A better understanding of organic hydroperoxides
17 March 2023
Published online 21 October 2014
Researchers analyse the DNA of different camel species to understand their evolution, hoping to uncover cures for common human disorders and to predict the effects of climate change.
An analysis of camel genomes, by Saudi and Chinese researchers, may help shed light on adaptation to climate change and the mechanisms behind diseases like asthma and diabetes.
The study, published in Nature Communications, is a collaborative effort between King Abdulaziz City for Science and Technology in Saudi Arabia (KACST), the Beijing Genomics Institute, and Inner Mongolia Agricultural University.
The researchers sequenced the genomes of the two-humped Asian camel, the single-humped Arabian camel, and one of their nearest relatives, the alpaca. They also sequenced the RNA of the Asian camel. The Arabian camel genome is the first mammalian genome to be sequenced in the Middle East.
“Camels have a significant impact on our economy [in Saudi Arabia] so we need research to improve camel breeds and their milk and meat yield,” says Abdulaziz Al-Swailem, vice president for scientific research support at KACST.
The Asian and Arabian camels live in extreme desert environments – making them ideal models for studying desert adaptations.

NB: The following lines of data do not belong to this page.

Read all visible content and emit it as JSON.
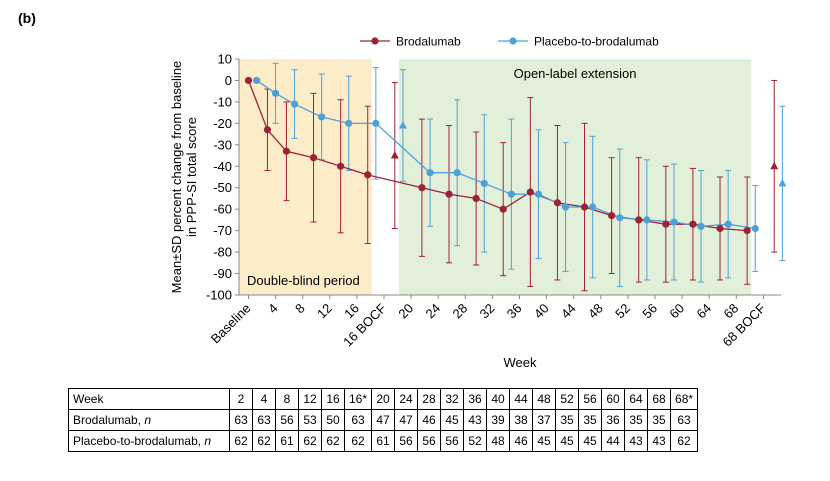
{
  "panel_label": "(b)",
  "chart_data": {
    "type": "line",
    "xlabel": "Week",
    "ylabel_lines": [
      "Mean±SD percent change from baseline",
      "in PPP-SI total score"
    ],
    "ylim": [
      -100,
      10
    ],
    "yticks": [
      10,
      0,
      -10,
      -20,
      -30,
      -40,
      -50,
      -60,
      -70,
      -80,
      -90,
      -100
    ],
    "grid": false,
    "legend_position": "top-right",
    "categories": [
      "Baseline",
      "4",
      "8",
      "12",
      "16",
      "16 BOCF",
      "20",
      "24",
      "28",
      "32",
      "36",
      "40",
      "44",
      "48",
      "52",
      "56",
      "60",
      "64",
      "68",
      "68 BOCF"
    ],
    "regions": [
      {
        "label": "Double-blind period",
        "from": "Baseline",
        "to": "16",
        "color": "#fdecc8"
      },
      {
        "label": "Open-label extension",
        "from": "20",
        "to": "68",
        "color": "#e3f0d9"
      }
    ],
    "series": [
      {
        "name": "Brodalumab",
        "color": "#9b2335",
        "marker": "circle",
        "main_x": [
          0,
          0.7,
          1.4,
          2.4,
          3.4,
          4.4,
          6.4,
          7.4,
          8.4,
          9.4,
          10.4,
          11.4,
          12.4,
          13.4,
          14.4,
          15.4,
          16.4,
          17.4,
          18.4
        ],
        "main_y": [
          0,
          -23,
          -33,
          -36,
          -40,
          -44,
          -50,
          -53,
          -55,
          -60,
          -52,
          -57,
          -59,
          -63,
          -65,
          -67,
          -67,
          -69,
          -70
        ],
        "main_sd": [
          0,
          19,
          23,
          30,
          31,
          32,
          32,
          32,
          31,
          31,
          44,
          36,
          39,
          27,
          29,
          27,
          26,
          24,
          25
        ],
        "bocf_x": [
          5.4,
          19.4
        ],
        "bocf_y": [
          -35,
          -40
        ],
        "bocf_sd": [
          34,
          40
        ]
      },
      {
        "name": "Placebo-to-brodalumab",
        "color": "#4f9fd9",
        "marker": "circle",
        "main_x": [
          0.3,
          1.0,
          1.7,
          2.7,
          3.7,
          4.7,
          6.7,
          7.7,
          8.7,
          9.7,
          10.7,
          11.7,
          12.7,
          13.7,
          14.7,
          15.7,
          16.7,
          17.7,
          18.7
        ],
        "main_y": [
          0,
          -6,
          -11,
          -17,
          -20,
          -20,
          -43,
          -43,
          -48,
          -53,
          -53,
          -59,
          -59,
          -64,
          -65,
          -66,
          -68,
          -67,
          -69
        ],
        "main_sd": [
          0,
          14,
          16,
          20,
          22,
          26,
          25,
          34,
          32,
          35,
          30,
          30,
          33,
          32,
          28,
          27,
          26,
          25,
          20
        ],
        "bocf_x": [
          5.7,
          19.7
        ],
        "bocf_y": [
          -21,
          -48
        ],
        "bocf_sd": [
          26,
          36
        ]
      }
    ]
  },
  "table": {
    "header": [
      "Week",
      "2",
      "4",
      "8",
      "12",
      "16",
      "16*",
      "20",
      "24",
      "28",
      "32",
      "36",
      "40",
      "44",
      "48",
      "52",
      "56",
      "60",
      "64",
      "68",
      "68*"
    ],
    "rows": [
      {
        "label": "Brodalumab, ",
        "label_italic": "n",
        "values": [
          "63",
          "63",
          "56",
          "53",
          "50",
          "63",
          "47",
          "47",
          "46",
          "45",
          "43",
          "39",
          "38",
          "37",
          "35",
          "35",
          "36",
          "35",
          "35",
          "63"
        ]
      },
      {
        "label": "Placebo-to-brodalumab, ",
        "label_italic": "n",
        "values": [
          "62",
          "62",
          "61",
          "62",
          "62",
          "62",
          "61",
          "56",
          "56",
          "56",
          "52",
          "48",
          "46",
          "45",
          "45",
          "45",
          "44",
          "43",
          "43",
          "62"
        ]
      }
    ]
  }
}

They tolerate temperatures exceeding 40°C and water losses greater than 25% of their total body weight, extremes that would cause dehydration and death in mammals of other habitats.

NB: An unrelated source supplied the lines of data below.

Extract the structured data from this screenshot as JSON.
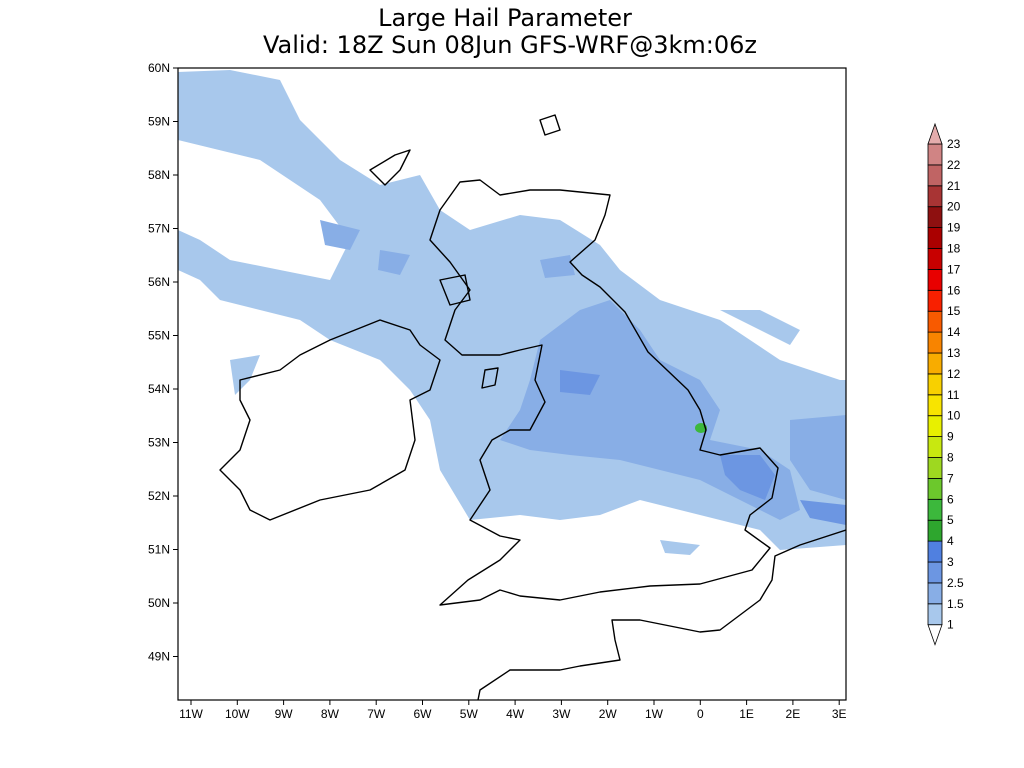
{
  "title": "Large Hail Parameter",
  "subtitle": "Valid: 18Z Sun 08Jun GFS-WRF@3km:06z",
  "lat_ticks": [
    "60N",
    "59N",
    "58N",
    "57N",
    "56N",
    "55N",
    "54N",
    "53N",
    "52N",
    "51N",
    "50N",
    "49N"
  ],
  "lon_ticks": [
    "11W",
    "10W",
    "9W",
    "8W",
    "7W",
    "6W",
    "5W",
    "4W",
    "3W",
    "2W",
    "1W",
    "0",
    "1E",
    "2E",
    "3E"
  ],
  "colorbar": {
    "levels": [
      1,
      1.5,
      2.5,
      3,
      4,
      5,
      6,
      7,
      8,
      9,
      10,
      11,
      12,
      13,
      14,
      15,
      16,
      17,
      18,
      19,
      20,
      21,
      22,
      23
    ],
    "colors": [
      "#ffffff",
      "#a8c8ec",
      "#88aee6",
      "#6c96e2",
      "#5080e0",
      "#2ea62e",
      "#3cb83c",
      "#6cc82c",
      "#9ed820",
      "#c8e810",
      "#e8f000",
      "#f8e400",
      "#f8d000",
      "#f8ac00",
      "#f88400",
      "#f85a00",
      "#f82000",
      "#e80000",
      "#c80000",
      "#aa0000",
      "#8e1010",
      "#a83434",
      "#c06464",
      "#d08484",
      "#e4acac"
    ]
  }
}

The alpaca lives in the high altitudes of South America and does not exhibit the same adaptations to desert environments.
The researchers constructed an evolutionary tree based on 7,398 gene groups from ten species, including camelids (Bactrian Asian camel, dromedary Arabian camel, and alpaca). Their findings suggested the possibility of camel-specific evolution to adapt to desert environments.
They were also able to study historical rises and falls in camelid populations by analyzing the data of single-nucleotide polymorphisms: DNA variations that occur commonly within a population. Their data showed variations in population sizes that coincided with transitions between geological ages, periods of climatic changes, migrations across continents, and the dispersal of modern humans out of Africa and into Eurasia.
The researchers conducted a comparative analysis of the camelid genomes and all three camelids showed rapid evolution in genes related to the cellular response to insulin and in those related to energy, glucose, and fat metabolism.
We will sequence different varieties in Saudi Arabia and do comparative genomics within the Arabian camel species.
The two camels had an accelerated evolution in genes related to DNA damage and repair and immune responses. Compared to the alpaca, it was also evident that genes related to lung development had evolved rapidly, possibly allowing them to endure the respiratory challenges involved with airborne dust in desert environments.
Genes related to visual perception also showed rapid evolutionary development, suggesting a genetic basis for the camels’ ability to endure prolonged exposure to ultraviolet light without damaging their sight.
Differences in genes related to the transportation of sodium and potassium suggest camels may metabolize and transport salt more efficiently than alpaca and cattle. This is important for water reabsorption.
Further analysis indicates that camels are able to reabsorb water more efficiently in water-scarce conditions. Also, their ability to regulate sodium reabsorption may be essential for survival when water is scarce. It also seems that the characteristically high blood glucose levels in camels ensure enough energy to adapt to the effects of water restriction.
The identification of key genes involved in adaptation to desert environments may facilitate selective breeding to increase the proportion of camels with favorable genetic traits related, for example, to speed and milk yield.
Future studies on camel genomes and RNA may also contribute to a better understanding of the physiological mechanisms involved in some human medical conditions such as hypertension, diabetes, obesity and respiratory diseases.
Camels have a unique immune system that includes “nano-bodies”, special antibodies especially resistant to harsh conditions, explains Mohamed Al-Fageeh, manager and research associated professor at the National Center for Biotechnology at KACST. A deeper understanding of this system through genome sequencing can help develop new human vaccination approaches and improved antibody therapies. Understanding the molecular mechanisms involved in the very high blood sugar levels of camels could pave the way for the development of therapies for diabetes, he adds.
The researchers also believe camelid genomes could be useful for studying biological adaptations to climate change.KACST funded this research and was involved in the sequencing of the Arabian camel genome. “Our next step is to sequence more camels,” says Al-Fageeh. “We will sequence different varieties in Saudi Arabia and do comparative genomics within the Arabian camel species.”